■高級中華から町中華の店主へ… 「バズ」を生んだ新メニュー
東武伊勢崎線の加須駅から徒歩5分。赤いテントが目印の一軒の町中華がある。「かし亀」だ。老舗の町中華だが、現店主である駒剛行さんの祖父・亀吉さんがせんべい屋として立ち上げたのが店の始まりで、「亀」吉さんが「菓子」を売る店ということで「かし亀(=菓子亀)」と名付けられた。
せんべい屋として営業をしていたが、戦争でせんべいを焼く機械を没収されてしまう。その後、うちわとカレンダーを売る店に転業したが続かず、喫茶店に転業してしばらく店を続けていた。近くに映画館やスーパーマーケットがあり、人通りの多かったため店は繁盛したのだ。その後、食事も出せる店にしたいと中華料理屋を始め、以来60年続く老舗になっている。現店主の駒さんは祖母、父に次ぐ3代目だ。

駒さんは、高校卒業後、武蔵野調理師専門学校に入学する。当時からいずれ「かし亀」を継ぐことになると思い、料理を勉強した。卒業後は都内の有名中華料理店に就職し、5年勤めた。働いている間には料理長が4人変わったが、料理長にはそれぞれのやり方があり、様々な技法を身に着けることができ大変勉強になったという。
その後、埼玉・熊谷の中華料理店に移り、各地の有名な中華を食べ歩くようになる。特に東京・池袋にある四川料理の「知音食堂」には衝撃を受けた。日本に合わせた味を作るのではなく、四川そのままの容赦ない辛さにしびれた。これからの時代はこういった振り切った味の中華の方がいいのではないか。そう思うようになった。
両親も高齢になってきたところで実家の「かし亀」に戻り、手伝い始める。32歳の頃だった。東京の名店から熊谷、加須と移ったので、客数も少なくのんびりとした時間の流れに驚いた。当時の営業時間は午後7時までで、お酒も出していなかったという。

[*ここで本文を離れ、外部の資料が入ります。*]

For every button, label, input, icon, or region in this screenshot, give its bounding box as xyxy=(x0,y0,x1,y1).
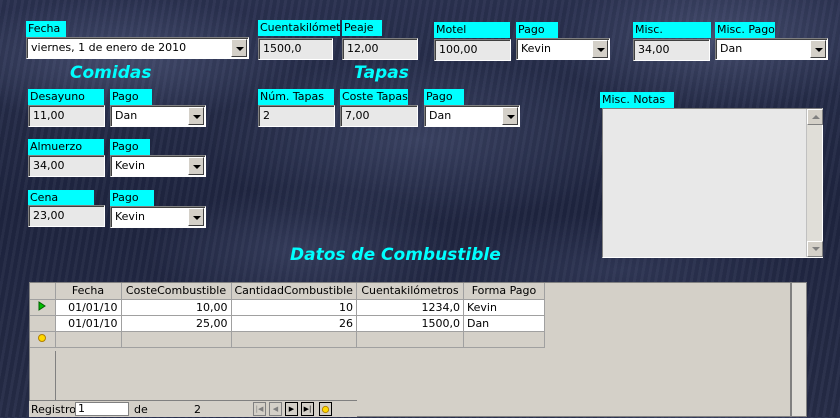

店が暇でこのままではまずいと考えた駒さんは、営業時間を午後10時まで延長し、お酒を提供し始めた。昼のメニューと共に材料のロスが出ないように工夫しながらおつまみを充実させ、黒板には限定メニューを書いた。はじめは加須の近隣のお客さんから始まり、近くの役所で働く人からも予約が入るようになってきた。